Laboratory studies show that adenosine receptors suppress Sema4D expression by osteoclasts. This is important, Dr. Cronstein noted, because Sema4D is highly expressed in periprosthetic soft tissue in patients who require prosthesis revision. Netrin-1 is similarly overexpressed in this case.
Stimulation of adenosine A2A receptors diminishes netrin-1 expression during wear particle–induced bone resorption. Stimulation of A2A can also suppress inflammatory bone disease by inhibiting osteoclast formation and function, stimulating interleukin (IL) 10 and osteoprotegerin expression, diminishing RANKL expression and diminishing wear particle–induced osteolysis.

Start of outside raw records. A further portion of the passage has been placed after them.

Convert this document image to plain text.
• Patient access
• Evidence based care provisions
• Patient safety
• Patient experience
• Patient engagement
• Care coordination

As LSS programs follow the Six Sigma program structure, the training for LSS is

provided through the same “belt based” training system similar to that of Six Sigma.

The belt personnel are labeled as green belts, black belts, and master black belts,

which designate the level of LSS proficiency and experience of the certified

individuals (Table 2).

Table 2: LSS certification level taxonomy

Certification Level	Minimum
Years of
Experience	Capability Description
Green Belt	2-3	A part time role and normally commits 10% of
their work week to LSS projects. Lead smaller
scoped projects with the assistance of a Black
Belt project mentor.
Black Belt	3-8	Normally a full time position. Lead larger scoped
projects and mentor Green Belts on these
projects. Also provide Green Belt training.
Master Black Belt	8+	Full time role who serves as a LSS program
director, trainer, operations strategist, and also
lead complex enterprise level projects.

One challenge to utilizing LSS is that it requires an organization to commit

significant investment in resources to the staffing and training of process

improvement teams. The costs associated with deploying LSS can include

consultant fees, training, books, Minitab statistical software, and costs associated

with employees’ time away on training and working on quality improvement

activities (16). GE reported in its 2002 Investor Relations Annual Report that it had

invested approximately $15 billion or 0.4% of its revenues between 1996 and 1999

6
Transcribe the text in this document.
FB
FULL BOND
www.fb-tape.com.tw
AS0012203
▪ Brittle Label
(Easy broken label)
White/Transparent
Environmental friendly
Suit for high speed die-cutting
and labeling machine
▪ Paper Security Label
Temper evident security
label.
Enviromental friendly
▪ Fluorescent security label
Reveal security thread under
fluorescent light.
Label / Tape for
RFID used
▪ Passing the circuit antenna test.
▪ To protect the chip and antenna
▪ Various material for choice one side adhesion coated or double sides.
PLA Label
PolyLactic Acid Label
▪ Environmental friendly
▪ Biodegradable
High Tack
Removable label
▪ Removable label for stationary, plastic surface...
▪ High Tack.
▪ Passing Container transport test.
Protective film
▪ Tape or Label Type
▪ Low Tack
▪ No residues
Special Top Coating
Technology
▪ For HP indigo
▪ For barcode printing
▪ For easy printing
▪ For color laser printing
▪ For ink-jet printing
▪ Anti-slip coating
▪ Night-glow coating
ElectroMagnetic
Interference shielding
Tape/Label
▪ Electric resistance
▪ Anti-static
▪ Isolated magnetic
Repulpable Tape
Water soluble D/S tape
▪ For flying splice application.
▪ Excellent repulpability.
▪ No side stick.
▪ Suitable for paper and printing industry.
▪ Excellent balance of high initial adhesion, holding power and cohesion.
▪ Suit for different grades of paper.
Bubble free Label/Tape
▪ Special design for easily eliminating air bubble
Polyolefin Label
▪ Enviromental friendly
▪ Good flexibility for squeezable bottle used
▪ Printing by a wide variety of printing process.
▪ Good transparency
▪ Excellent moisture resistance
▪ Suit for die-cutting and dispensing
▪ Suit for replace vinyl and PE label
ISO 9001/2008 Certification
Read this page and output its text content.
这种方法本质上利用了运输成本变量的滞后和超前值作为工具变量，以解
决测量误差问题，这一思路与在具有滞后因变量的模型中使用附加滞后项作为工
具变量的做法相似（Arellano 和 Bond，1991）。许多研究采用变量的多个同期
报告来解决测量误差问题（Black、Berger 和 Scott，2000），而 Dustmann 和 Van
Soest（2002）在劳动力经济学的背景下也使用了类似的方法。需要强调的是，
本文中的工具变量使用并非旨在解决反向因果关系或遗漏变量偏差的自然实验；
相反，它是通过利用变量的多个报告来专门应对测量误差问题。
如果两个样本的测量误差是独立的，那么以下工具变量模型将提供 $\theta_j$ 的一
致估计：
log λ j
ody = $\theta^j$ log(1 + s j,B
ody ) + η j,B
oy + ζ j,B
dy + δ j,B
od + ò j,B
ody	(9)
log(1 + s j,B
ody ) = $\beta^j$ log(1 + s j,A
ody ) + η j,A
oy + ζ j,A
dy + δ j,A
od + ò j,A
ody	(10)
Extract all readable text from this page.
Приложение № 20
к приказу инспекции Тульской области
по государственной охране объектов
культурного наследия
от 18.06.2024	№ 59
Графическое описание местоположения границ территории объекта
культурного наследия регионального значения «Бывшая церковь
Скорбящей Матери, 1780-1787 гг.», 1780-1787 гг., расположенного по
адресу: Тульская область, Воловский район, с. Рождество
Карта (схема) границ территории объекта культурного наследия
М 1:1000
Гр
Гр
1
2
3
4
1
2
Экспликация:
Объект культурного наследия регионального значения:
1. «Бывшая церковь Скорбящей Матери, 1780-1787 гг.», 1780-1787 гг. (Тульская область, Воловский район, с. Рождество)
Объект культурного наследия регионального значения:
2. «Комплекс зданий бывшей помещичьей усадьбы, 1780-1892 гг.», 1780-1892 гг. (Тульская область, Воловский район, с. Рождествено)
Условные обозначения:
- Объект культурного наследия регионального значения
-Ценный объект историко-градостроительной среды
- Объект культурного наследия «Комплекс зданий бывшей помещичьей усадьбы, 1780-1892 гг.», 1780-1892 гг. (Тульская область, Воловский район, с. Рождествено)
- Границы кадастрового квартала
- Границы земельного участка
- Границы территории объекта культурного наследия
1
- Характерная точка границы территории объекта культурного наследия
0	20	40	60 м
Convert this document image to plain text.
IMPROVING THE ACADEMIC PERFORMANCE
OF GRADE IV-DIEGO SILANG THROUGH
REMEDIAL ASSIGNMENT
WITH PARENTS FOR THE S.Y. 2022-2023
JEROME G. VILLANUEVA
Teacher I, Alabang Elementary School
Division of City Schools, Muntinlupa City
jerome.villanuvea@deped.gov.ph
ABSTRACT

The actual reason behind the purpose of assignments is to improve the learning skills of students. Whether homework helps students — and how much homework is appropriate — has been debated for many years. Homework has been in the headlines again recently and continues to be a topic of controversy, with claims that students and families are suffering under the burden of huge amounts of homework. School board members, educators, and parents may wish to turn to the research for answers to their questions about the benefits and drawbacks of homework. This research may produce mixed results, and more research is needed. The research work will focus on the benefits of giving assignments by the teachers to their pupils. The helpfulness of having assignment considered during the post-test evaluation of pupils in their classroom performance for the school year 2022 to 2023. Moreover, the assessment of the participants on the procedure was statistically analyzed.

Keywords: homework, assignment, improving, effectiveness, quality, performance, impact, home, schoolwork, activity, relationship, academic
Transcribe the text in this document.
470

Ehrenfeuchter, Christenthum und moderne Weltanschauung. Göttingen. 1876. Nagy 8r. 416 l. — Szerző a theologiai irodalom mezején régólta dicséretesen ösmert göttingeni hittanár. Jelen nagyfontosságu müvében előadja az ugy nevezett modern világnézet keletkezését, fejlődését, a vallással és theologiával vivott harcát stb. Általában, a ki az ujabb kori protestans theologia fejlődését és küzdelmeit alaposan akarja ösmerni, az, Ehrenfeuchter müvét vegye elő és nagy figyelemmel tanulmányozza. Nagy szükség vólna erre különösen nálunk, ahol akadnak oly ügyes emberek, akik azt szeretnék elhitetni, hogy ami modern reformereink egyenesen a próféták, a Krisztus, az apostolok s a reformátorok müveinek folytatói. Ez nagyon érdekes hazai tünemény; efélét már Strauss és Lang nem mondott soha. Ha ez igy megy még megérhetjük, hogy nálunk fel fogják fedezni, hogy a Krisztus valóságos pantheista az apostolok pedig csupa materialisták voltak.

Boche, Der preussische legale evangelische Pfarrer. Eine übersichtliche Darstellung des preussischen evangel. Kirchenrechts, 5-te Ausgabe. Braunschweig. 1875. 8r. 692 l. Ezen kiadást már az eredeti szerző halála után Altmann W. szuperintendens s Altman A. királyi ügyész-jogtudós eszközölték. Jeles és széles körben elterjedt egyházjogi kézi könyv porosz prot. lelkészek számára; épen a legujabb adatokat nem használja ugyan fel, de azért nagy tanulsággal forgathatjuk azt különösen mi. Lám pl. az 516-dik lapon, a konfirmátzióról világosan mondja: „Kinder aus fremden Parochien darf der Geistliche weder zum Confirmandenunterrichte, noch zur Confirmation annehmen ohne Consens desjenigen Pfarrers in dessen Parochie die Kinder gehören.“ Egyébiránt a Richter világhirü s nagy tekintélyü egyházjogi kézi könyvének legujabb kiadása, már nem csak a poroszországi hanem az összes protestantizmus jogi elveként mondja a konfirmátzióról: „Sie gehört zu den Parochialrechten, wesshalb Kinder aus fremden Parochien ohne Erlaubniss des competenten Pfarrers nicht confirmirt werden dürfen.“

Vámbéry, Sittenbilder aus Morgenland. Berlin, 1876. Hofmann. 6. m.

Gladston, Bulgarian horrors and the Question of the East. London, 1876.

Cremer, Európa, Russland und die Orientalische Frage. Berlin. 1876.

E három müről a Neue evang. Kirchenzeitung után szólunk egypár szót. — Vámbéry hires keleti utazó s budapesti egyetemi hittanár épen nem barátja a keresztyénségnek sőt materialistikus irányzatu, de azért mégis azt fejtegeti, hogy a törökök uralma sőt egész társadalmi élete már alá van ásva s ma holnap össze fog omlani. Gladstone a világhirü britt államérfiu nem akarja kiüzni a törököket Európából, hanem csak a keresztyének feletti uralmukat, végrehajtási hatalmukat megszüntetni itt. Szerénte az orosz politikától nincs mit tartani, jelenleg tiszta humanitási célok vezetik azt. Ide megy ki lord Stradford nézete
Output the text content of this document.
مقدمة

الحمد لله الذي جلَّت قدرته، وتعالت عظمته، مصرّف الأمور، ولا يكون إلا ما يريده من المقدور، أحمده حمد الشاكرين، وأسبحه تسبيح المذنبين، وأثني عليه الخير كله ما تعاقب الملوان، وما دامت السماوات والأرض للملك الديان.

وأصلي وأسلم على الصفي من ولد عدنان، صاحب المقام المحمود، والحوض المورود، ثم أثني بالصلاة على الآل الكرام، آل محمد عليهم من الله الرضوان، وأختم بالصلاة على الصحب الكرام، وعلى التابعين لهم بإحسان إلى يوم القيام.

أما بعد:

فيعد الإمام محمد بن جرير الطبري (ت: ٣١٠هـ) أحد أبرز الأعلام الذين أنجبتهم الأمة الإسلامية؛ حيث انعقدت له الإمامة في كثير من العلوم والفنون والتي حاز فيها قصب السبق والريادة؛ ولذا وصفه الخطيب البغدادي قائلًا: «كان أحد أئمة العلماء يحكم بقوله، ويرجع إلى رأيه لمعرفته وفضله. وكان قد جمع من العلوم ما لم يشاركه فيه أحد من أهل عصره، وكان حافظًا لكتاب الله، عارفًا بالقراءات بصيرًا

Methotrexate-induced adenosine specifically diminishes arthritis-associated bone disease, and because of this mechanism, it may also be a potential therapy for mediating the inflammatory osteolysis in prosthesis loosening. According to Dr. Cronstein, the positive effects of methotrexate due to its A2A receptor–mediated mechanism are that it diminishes wear particle–induced osteolysis and wear particle–induced suppression of bone formation.
Dr. Cronstein discussed recently published research that he and his colleagues conducted, showing additional potential for A2A in mitigating osteolysis.2 The researchers concluded, “These results in mice suggest that site-specific delivery of an adenosine [A2A receptor] agonist could enhance implant survival, delaying or eliminating the need for revision arthroplastic surgery.”
In their animal study, the researchers noted that applying an adenosine A2A agonist inhibits wear particle–induced bone loss, diminishes wear particle–induced inflammation, reduces the number of osteoclasts in treated bone and restores bone formation.
Kimberly J. Retzlaff is a medical journalist based in Denver.